Neste contexto, o fim do ano também ficou marcado por uma demonstração simbólica do fortalecimento da parceria junto ao Sul Global. Em uma breve turnê por países do mundo árabe, Vladimir Putin teve uma suntuosa recepção nos Emirados Árabes e na Arábia Saudita, dois tradicionais parceiros dos EUA, no início de dezembro. A rara viagem internacional do presidente russo foi um indicativo do alinhamento de Moscou com os países árabes no apoio à Palestina. A expectativa é que, em 2024, estes movimentos geopolíticos ganhem cada vez mais força na contenção dos interesses hegemônicos dos EUA.
Ao Brasil de Fato, o chefe do Centro de Análise e Previsão Política da Bielorrússia, Pavel Usov, observa que nos últimos tempos há uma série de manifestações favoráveis à Rússia nos países da África e do Oriente Médio, além da América Latina, e os países do Brics. De acordo com ele, são países que veem a Rússia com um “ator-chave contra o Ocidente e os EUA”.
“[Esses países] veem na Rússia uma espécie de apoio para uma retórica anti-Ocidente, uma política anti-Ocidente daqui pra frente. E aqui surge também a China. Na questão da guerra [no Oriente Médio] a China e a Rússia adotam a mesma postura. Hoje nós podemos falar em um novo eixo geopolítico: Pequim-Moscou-Teerã. É um novo triângulo geopolítico que vai determinar processos globais no futuro próximo. Por isso essa atual tríade será um desafio-chave para os países do Ocidente”, analisa.

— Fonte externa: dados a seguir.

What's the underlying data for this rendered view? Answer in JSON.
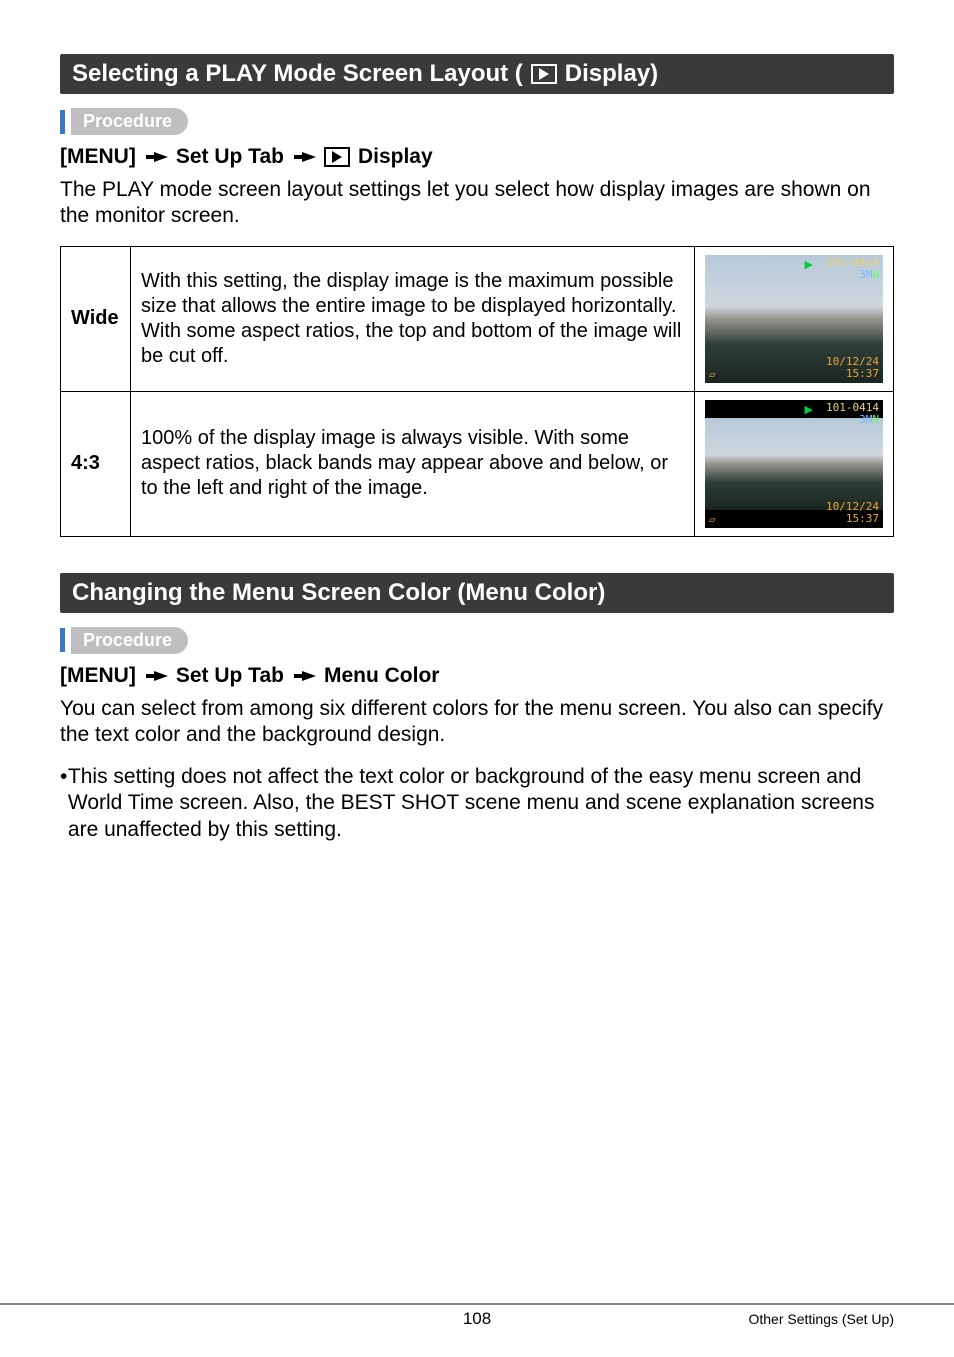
{
  "section1": {
    "title_before_icon": "Selecting a PLAY Mode Screen Layout (",
    "title_after_icon": " Display)",
    "procedure_label": "Procedure",
    "bold_menu": "[MENU]",
    "bold_setup": "Set Up Tab",
    "bold_display": "Display",
    "para": "The PLAY mode screen layout settings let you select how display images are shown on the monitor screen."
  },
  "table": {
    "rows": [
      {
        "label": "Wide",
        "desc": "With this setting, the display image is the maximum possible size that allows the entire image to be displayed horizontally. With some aspect ratios, the top and bottom of the image will be cut off.",
        "letterbox": false,
        "osd": {
          "tr1": "101-0414",
          "tr2": "3M",
          "br1": "10/12/24",
          "br2": "15:37"
        }
      },
      {
        "label": "4:3",
        "desc": "100% of the display image is always visible. With some aspect ratios, black bands may appear above and below, or to the left and right of the image.",
        "letterbox": true,
        "osd": {
          "tr1": "101-0414",
          "tr2": "3M",
          "br1": "10/12/24",
          "br2": "15:37"
        }
      }
    ]
  },
  "section2": {
    "title": "Changing the Menu Screen Color (Menu Color)",
    "procedure_label": "Procedure",
    "bold_menu": "[MENU]",
    "bold_setup": "Set Up Tab",
    "bold_menucolor": "Menu Color",
    "para": "You can select from among six different colors for the menu screen. You also can specify the text color and the background design.",
    "bullet": "This setting does not affect the text color or background of the easy menu screen and World Time screen. Also, the BEST SHOT scene menu and scene explanation screens are unaffected by this setting."
  },
  "footer": {
    "page": "108",
    "right": "Other Settings (Set Up)"
  }
}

O cientista político também vincula a escalada da tensão no Oriente Médio com uma percepção dos países árabes sobre o enfraquecimento dos EUA. De acordo com Usov, a intervenção de larga escala do Hamas em Israel “foi em algum grau o resultado de um entendimento no mundo árabe da fraqueza dos EUA, da incapacidade de reagir a ameaças”. O analista identifica uma crise na política externa norte-americana, que hoje hesita na continuidade da ajuda financeira à Ucrânia.
“O fato de que o Ocidente permitiu a guerra da Ucrânia também é um atestado de sua fraqueza, pois a princípio ela foi possível porque a Rússia estava certa de que o Ocidente não reagiria – e o ataque do Hamas também foi o resultado da certeza dos países árabes, sobretudo o Irã, de que o Ocidente não será capaz de reagir. Quanto mais a guerra no Oriente Médio se prolongar, maior a probabilidade de que o conflito na Ucrânia seja congelado, e isso quer dizer que a Rússia deve vencer”, completa o cientista político.